Famous economist Mohammed El Erian had correctly argued that the rise in US inflation in 2021 was not transitory by “listening to the companies” (covered in my August 1, 2021 Jamaica Observer article ‘A quick look at the US and Jamaican economies and stock market’). At the time, he cited the large disconnect between the Federal Reserve (Fed) and the micro views of the major company chief executives he talked to who were concerned about rising input costs, wages, and transportation.
Now El Erian appears to believe the Fed was about three months late at the end of July, which means if it cuts in September it will be almost five months late. US financial markets now appear to be forecasting 100 basis points in cuts this year (including a larger 50 basis point cut). El Erian thinks 75 basis points (three smaller cuts) is sufficient, in line with the consensus projection of a US soft landing.
Jamaica, however, does not have the benefit of the current huge fiscal spending in the US and requires interest rate cuts of at least double the US pace to offset the cyclical impact of the monetary tightening already working its way through the system, particularly in areas such as mortgages.
The Return to Low
Jamaica completed its recovery from COVID-19 pandemic at the end of last year and now appears to be returning to its decades-long range of one to two per cent gross domestic product (GDP) growth or an estimated potential growth rate of around 1.5 per cent, reflecting low labour force and productivity growth. This low average level of growth makes us very vulnerable to shocks, whether monetary or from natural disasters, as well as making our necessary debt reduction process more painful than it should be.
An article in The Washington Post in August raised the role of the 2012 Planning Institute of Jamaica (PIOJ) book A Growth Inducement Strategy for Jamaica in the short and medium term — prepared by Gladstone Hutchinson and Professor Donald Harris — in Jamaica’s economic recovery. The importance of the strategy was not so much that it broke new ground, but that it finally fully documented the views of the private sector as well as provided theoretical explanations for their intuitions.
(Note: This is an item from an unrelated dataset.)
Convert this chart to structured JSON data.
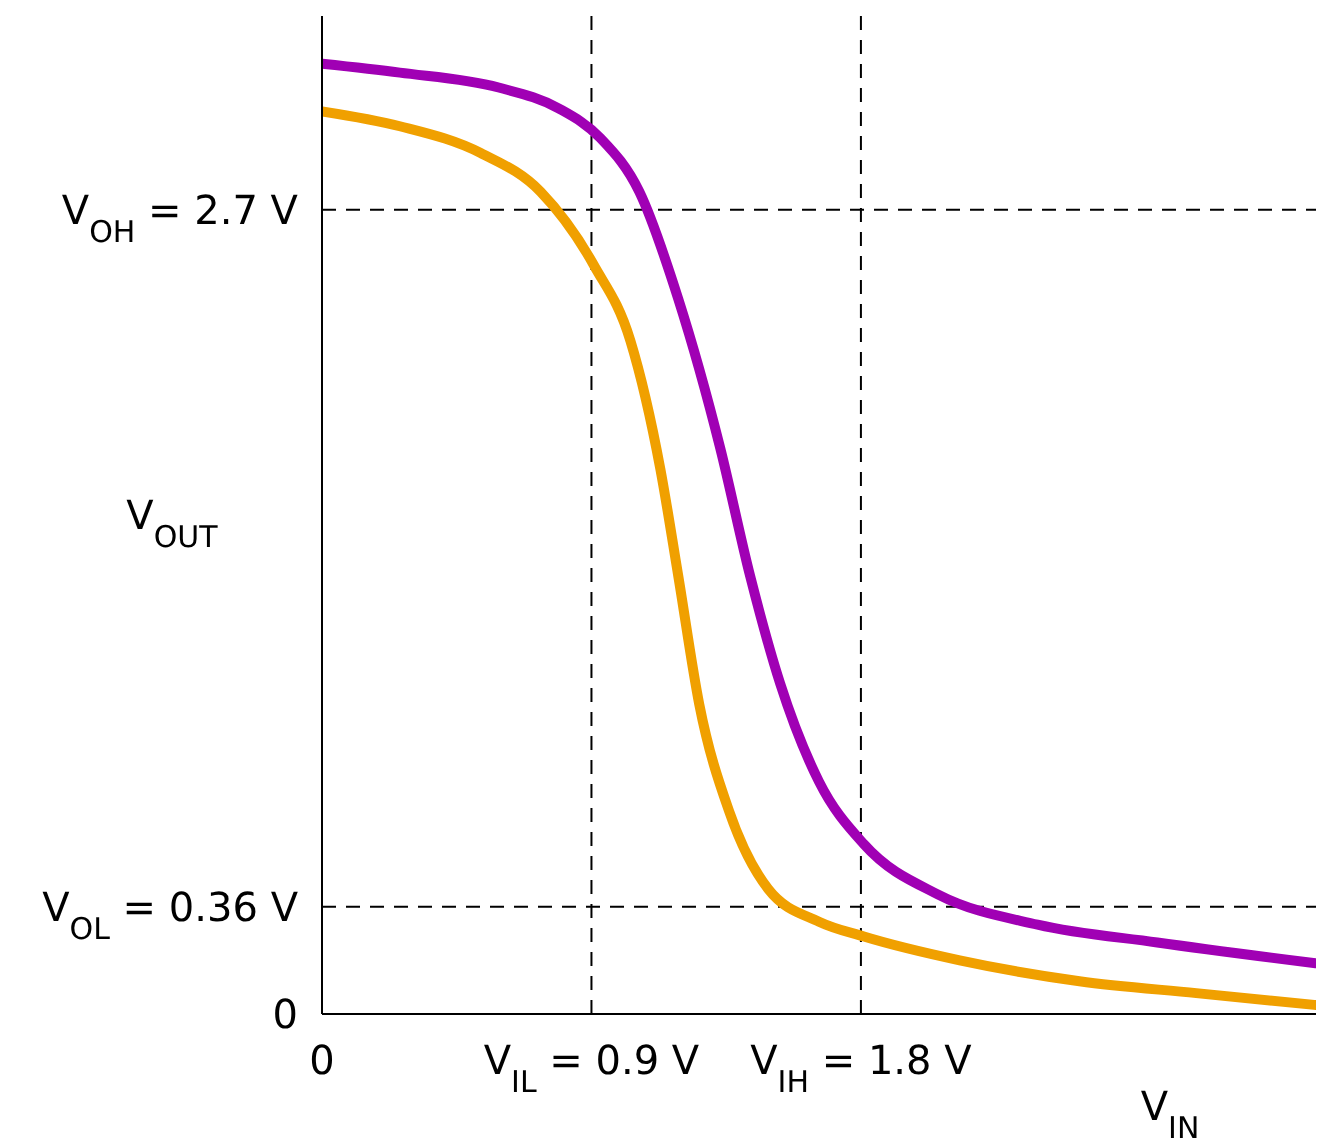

For example, the high investment/low growth puzzle in Jamaica was addressed by Harris in Chapter 7 entitled ‘Resolving the Supposed Puzzle of Low Growth Rate and High Investment Rate in the Jamaican Economy’. Harris identifies the key problem as a matter of “supply-side constraints arising from deficiencies and distortions in the existing structure of economic incentives (risks, rewards, costs, externalities) that drive entrepreneurial decision-making” creating what he calls “wasted capital”.
A review of his 1997 book
Jamaica’s Export Economy:Towards a Strategy of Export-Led Growth reveals that we have the same exact problems nearly three decades later, except that they are possibly worse as we are now in a much less forgiving anti-trade global environment for exporters, with the notable caveat of a competitive exchange rate.
In his paper, Jamaica’s debt-propelled Economy: A Failed Economic Strategy and Its Aftermath, originally prepared for Jamaica Chamber of Commerce’s National Economic Forum in October 2009, Harris notes: “What we see here is an extraordinary and phenomenal transformation in the structure of the Jamaican economy. At the outset, in 1992-1993, manufacturing is more than 1.7 times the size of finance and insurance. By 2007, the situation is completely reversed: finance and insurance becomes 1.4 times manufacture.” This observation is also relevant to the financialisation trend of the US and other Western debt-driven economies.
My overall conclusion is that Jamaica’s debt trap meant that the very tough macro policies of the past decade were necessary but they were never sufficient for growth, and now we desperately need what Harvard economist Ricardo Hausmann calls industrial self-discovery, “a proactive, firm, centric export-orientated policy aimed at developing new sectors”, or more simply what Singapore has been doing from the 1960s and Ireland from the 1980s.